Staraj się izolować różne bakterie obecne w danej próbce i utrzymuj czyste kultury

Celem jest wyodrębnienie różnych bakterii obecnych w danej próbce i zachowanie ich czystych kultur.

Cel, powód:

Bakterie występujące w przyrodzie nie występują jako gatunki posegregowane, występują raczej jako mieszane populacje różnych gatunków.

Dlatego, aby zbadać poszczególne gatunki bakterii, najpierw trzeba je oddzielić od mieszanej populacji. Proces ten nazywa się "izolacją bakterii".

Osiąga się to poprzez hodowanie mieszanej populacji bakterii na powierzchni stałego podłoża w odrębnych koloniach. "Kolonie" to pojedyncze, makroskopowo widoczne masy bakterii wyhodowanych na powierzchni stałego podłoża, z których każdy reprezentuje namnożenie pojedynczej bakterii.

Ponieważ każda kolonia pochodzi ze wzrostu i wielokrotnego namnażania pojedynczej bakterii, wszystkie bakterie obecne w kolonii należą do tego samego gatunku. Zatem każda kolonia reprezentuje bardzo dużą populację pojedynczego gatunku bakterii.

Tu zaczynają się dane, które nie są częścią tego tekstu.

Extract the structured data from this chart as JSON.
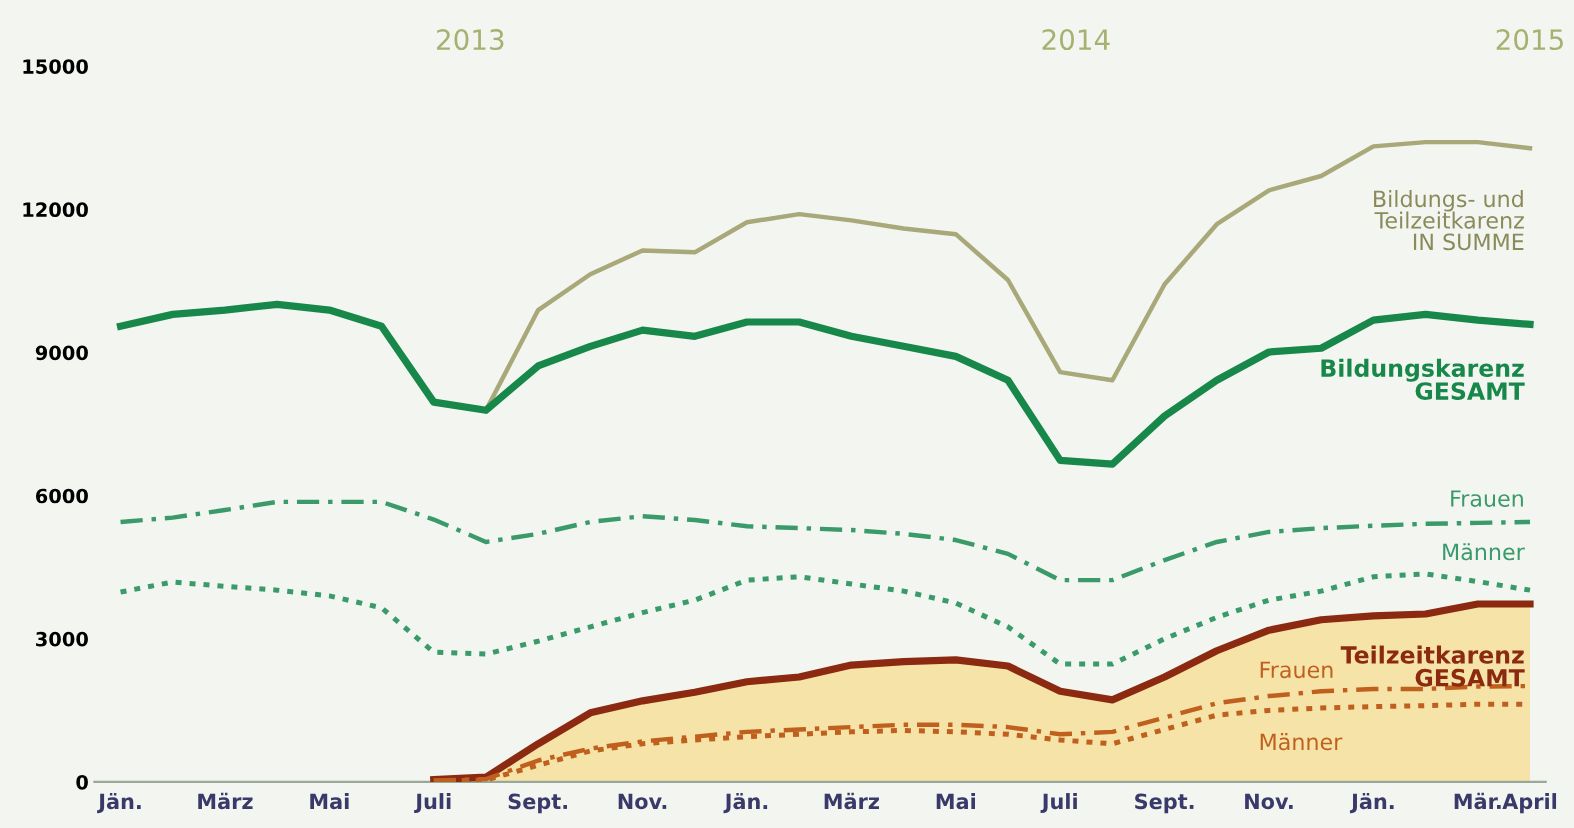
{
  "chart_data": {
    "type": "line",
    "categories": [
      "Jän.",
      null,
      "März",
      null,
      "Mai",
      null,
      "Juli",
      null,
      "Sept.",
      null,
      "Nov.",
      null,
      "Jän.",
      null,
      "März",
      null,
      "Mai",
      null,
      "Juli",
      null,
      "Sept.",
      null,
      "Nov.",
      null,
      "Jän.",
      null,
      "Mär.",
      "April"
    ],
    "annotations": [
      "2013",
      "2014",
      "2015"
    ],
    "ylim": [
      0,
      15000
    ],
    "yticks": [
      0,
      3000,
      6000,
      9000,
      12000,
      15000
    ],
    "grid": false,
    "legend": false,
    "series": [
      {
        "name": "Bildungs- und Teilzeitkarenz IN SUMME",
        "color": "#a8a878",
        "line_style": "solid",
        "values": [
          null,
          null,
          null,
          null,
          null,
          null,
          7960,
          7790,
          9890,
          10640,
          11140,
          11100,
          11730,
          11900,
          11770,
          11600,
          11480,
          10520,
          8590,
          8420,
          10430,
          11690,
          12400,
          12700,
          13320,
          13410,
          13410,
          13280
        ]
      },
      {
        "name": "Bildungskarenz GESAMT",
        "color": "#17874a",
        "line_style": "solid",
        "values": [
          9550,
          9800,
          9890,
          10010,
          9890,
          9550,
          7960,
          7790,
          8720,
          9130,
          9470,
          9340,
          9640,
          9640,
          9340,
          9130,
          8920,
          8420,
          6740,
          6660,
          7670,
          8420,
          9010,
          9090,
          9680,
          9800,
          9680,
          9590
        ]
      },
      {
        "name": "Frauen",
        "color": "#3a9a6a",
        "line_style": "dashed",
        "values": [
          5450,
          5540,
          5700,
          5870,
          5870,
          5870,
          5500,
          5030,
          5200,
          5450,
          5570,
          5490,
          5360,
          5320,
          5280,
          5200,
          5070,
          4780,
          4230,
          4230,
          4650,
          5030,
          5240,
          5320,
          5370,
          5410,
          5430,
          5450
        ]
      },
      {
        "name": "Männer",
        "color": "#3a9a6a",
        "line_style": "dotted",
        "values": [
          3980,
          4190,
          4100,
          4020,
          3900,
          3650,
          2720,
          2680,
          2950,
          3250,
          3550,
          3810,
          4230,
          4300,
          4150,
          4000,
          3750,
          3250,
          2470,
          2470,
          3000,
          3450,
          3810,
          4000,
          4300,
          4360,
          4200,
          4020
        ]
      },
      {
        "name": "Teilzeitkarenz GESAMT",
        "type": "area",
        "color": "#8b2a10",
        "line_style": "solid",
        "values": [
          null,
          null,
          null,
          null,
          null,
          null,
          50,
          100,
          800,
          1450,
          1700,
          1880,
          2100,
          2200,
          2450,
          2520,
          2560,
          2430,
          1900,
          1720,
          2200,
          2750,
          3180,
          3400,
          3480,
          3520,
          3730,
          3730
        ]
      },
      {
        "name": "Frauen",
        "color": "#c0601e",
        "line_style": "dashed",
        "values": [
          null,
          null,
          null,
          null,
          null,
          null,
          30,
          60,
          450,
          700,
          850,
          950,
          1050,
          1100,
          1150,
          1200,
          1200,
          1150,
          1000,
          1050,
          1350,
          1650,
          1800,
          1900,
          1950,
          1950,
          2000,
          2010
        ]
      },
      {
        "name": "Männer",
        "color": "#c0601e",
        "line_style": "dotted",
        "values": [
          null,
          null,
          null,
          null,
          null,
          null,
          20,
          40,
          350,
          650,
          800,
          880,
          950,
          1000,
          1050,
          1080,
          1050,
          1000,
          880,
          800,
          1100,
          1400,
          1500,
          1550,
          1580,
          1600,
          1630,
          1630
        ]
      }
    ]
  }
}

Kolonie te są przenoszone w warunkach aseptycznych w celu oddzielenia skosów z pożywki agarowej i pozostawienia tam do wzrostu. Izolowane gatunki bakterii, hodowane osobno na skosach agarowych, nazywane są "czystymi kulturami". Co 15-30 dni są przenoszone na świeże skosy, aby nie utraciły swojej pierwotnej charakterystyki z powodu przeludnienia, braku składników odżywczych i gromadzenia się metabolitów.

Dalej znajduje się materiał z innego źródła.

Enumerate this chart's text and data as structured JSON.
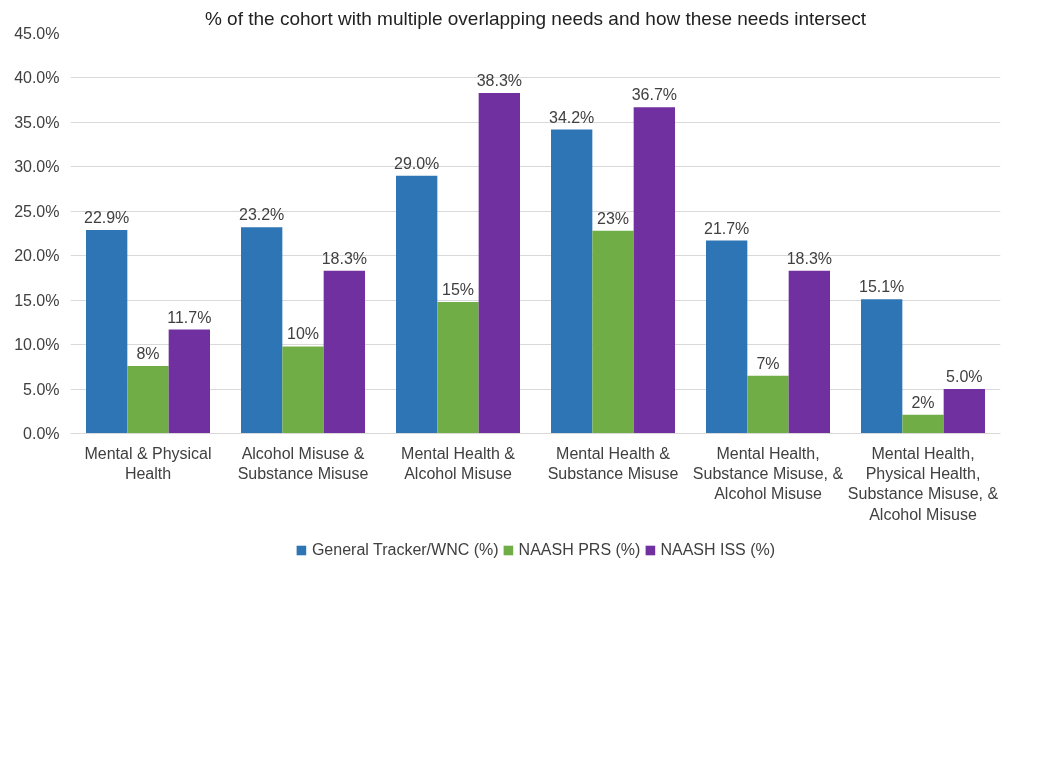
{
  "chart_data": {
    "type": "bar",
    "title": "% of the cohort with multiple overlapping needs and how these needs intersect",
    "categories": [
      "Mental & Physical Health",
      "Alcohol Misuse & Substance Misuse",
      "Mental Health & Alcohol Misuse",
      "Mental Health & Substance Misuse",
      "Mental Health, Substance Misuse, & Alcohol Misuse",
      "Mental Health, Physical Health, Substance Misuse, & Alcohol Misuse"
    ],
    "series": [
      {
        "name": "General Tracker/WNC (%)",
        "color": "#2e75b6",
        "values": [
          22.9,
          23.2,
          29.0,
          34.2,
          21.7,
          15.1
        ],
        "value_labels": [
          "22.9%",
          "23.2%",
          "29.0%",
          "34.2%",
          "21.7%",
          "15.1%"
        ]
      },
      {
        "name": "NAASH PRS (%)",
        "color": "#70ad47",
        "values": [
          7.6,
          9.8,
          14.8,
          22.8,
          6.5,
          2.1
        ],
        "value_labels": [
          "8%",
          "10%",
          "15%",
          "23%",
          "7%",
          "2%"
        ]
      },
      {
        "name": "NAASH ISS (%)",
        "color": "#7030a0",
        "values": [
          11.7,
          18.3,
          38.3,
          36.7,
          18.3,
          5.0
        ],
        "value_labels": [
          "11.7%",
          "18.3%",
          "38.3%",
          "36.7%",
          "18.3%",
          "5.0%"
        ]
      }
    ],
    "ylim": [
      0,
      45
    ],
    "yticks": [
      {
        "value": 0,
        "label": "0.0%"
      },
      {
        "value": 5,
        "label": "5.0%"
      },
      {
        "value": 10,
        "label": "10.0%"
      },
      {
        "value": 15,
        "label": "15.0%"
      },
      {
        "value": 20,
        "label": "20.0%"
      },
      {
        "value": 25,
        "label": "25.0%"
      },
      {
        "value": 30,
        "label": "30.0%"
      },
      {
        "value": 35,
        "label": "35.0%"
      },
      {
        "value": 40,
        "label": "40.0%"
      },
      {
        "value": 45,
        "label": "45.0%"
      }
    ],
    "grid": "y",
    "legend": "bottom"
  }
}
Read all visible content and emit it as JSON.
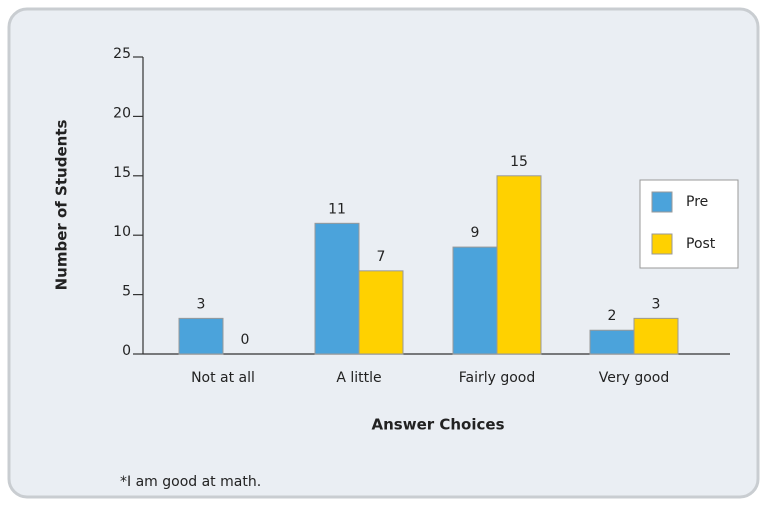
{
  "chart_data": {
    "type": "bar",
    "categories": [
      "Not at all",
      "A little",
      "Fairly good",
      "Very good"
    ],
    "series": [
      {
        "name": "Pre",
        "color": "#4ba3db",
        "values": [
          3,
          11,
          9,
          2
        ]
      },
      {
        "name": "Post",
        "color": "#ffd100",
        "values": [
          0,
          7,
          15,
          3
        ]
      }
    ],
    "ylim": [
      0,
      25
    ],
    "yticks": [
      0,
      5,
      10,
      15,
      20,
      25
    ],
    "y_label": "Number of Students",
    "x_label": "Answer Choices",
    "note": "*I am good at math.",
    "legend": "right"
  }
}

W ten sposób czyste kultury bakterii są utrzymywane w laboratorium przez powtarzane przenoszenie do świeżych skosów w regularnych odstępach czasu. Ten proces jest znany jako "utrzymanie czystej kultury". Czyste kultury są utrzymywane w laboratorium do ich późniejszej identyfikacji za pomocą różnych technik barwienia, biochemicznych, serologicznych i molekularnych, a także do ich przyszłego zastosowania.

"Kultury podstawowe" są standardowymi czystymi kulturami, których identyfikacja została ustalona na poziomie międzynarodowym dla rodzaju, gatunku, podgatunku, typu lub podtypu. Są one utrzymywane w uznanych na całym świecie laboratoriach mikrobiologicznych.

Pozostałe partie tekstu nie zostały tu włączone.